Behavioral therapy, just like medications, has effects on brain function. They are both biologically active treatments. When you combine the two kinds of treatments together, you get a better effect. Our group has actually studied the brain mechanisms of action of behavioral therapy. We have a study that will be coming out in publication later in the year, about the brain effects of intensive behavioral therapy for OCD. What's interesting is that one of the main effects in the brain of behavioral therapy seems to raise activity in the cingulate cortex.

How do you know that its compulsive disorder or compulsive hoarding disorder rather than just being lazy?

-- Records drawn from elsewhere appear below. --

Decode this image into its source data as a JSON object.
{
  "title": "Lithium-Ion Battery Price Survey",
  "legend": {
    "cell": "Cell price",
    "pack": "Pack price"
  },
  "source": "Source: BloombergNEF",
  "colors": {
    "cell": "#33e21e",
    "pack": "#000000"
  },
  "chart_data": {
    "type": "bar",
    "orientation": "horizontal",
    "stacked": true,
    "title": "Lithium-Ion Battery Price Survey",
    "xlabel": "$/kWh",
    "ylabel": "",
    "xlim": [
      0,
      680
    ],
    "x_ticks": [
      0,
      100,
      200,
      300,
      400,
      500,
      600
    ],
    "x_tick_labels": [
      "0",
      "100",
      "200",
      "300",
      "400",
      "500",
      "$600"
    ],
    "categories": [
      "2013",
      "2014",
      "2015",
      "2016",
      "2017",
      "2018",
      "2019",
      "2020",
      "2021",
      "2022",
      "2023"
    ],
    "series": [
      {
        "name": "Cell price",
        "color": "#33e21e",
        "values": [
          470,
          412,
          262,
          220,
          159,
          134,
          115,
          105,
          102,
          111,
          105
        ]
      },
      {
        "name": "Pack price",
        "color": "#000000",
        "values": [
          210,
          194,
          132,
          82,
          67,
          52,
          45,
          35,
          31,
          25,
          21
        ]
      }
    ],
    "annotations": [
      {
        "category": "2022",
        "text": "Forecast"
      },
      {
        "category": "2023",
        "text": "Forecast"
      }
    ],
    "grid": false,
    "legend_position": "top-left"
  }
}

Dr. Saxena: That's a very important question because many people in the population may have mild hoarding and saving symptoms. Does that mean they have a disorder that needs treatment? No. We have a very specific set of criteria that determines whether somebody has what we would call, clinically significant compulsive hoarding, and it has three major points:

First, the person has to have saved and accumulated a large number of items that appear worthless to others. Second, the clutter is preventing living and work spaces from being usable. For instance, your kitchen is so cluttered that you can't prepare food anymore, or your sofa is so cluttered that nobody can sit down. That's how we know it's more significant clutter. Number three, there has to be significant distress produced by the hoarding and saving clutter, or significant impairment in functioning. Surprisingly enough, kids with OCD actually have a pretty high rate of compulsive hoarding symptoms. It often shows up in missing school assignments, because they are hoarding stuff at home. They may lose their assignments, and the perfectionism blocks them from getting things done like homework. We look for those three criteria -- the large amount of stuff, significant clutter that actually affects your living and work spaces, and number three, impairment or distress -- to make a decision on whether somebody really has a disorder that requires attention.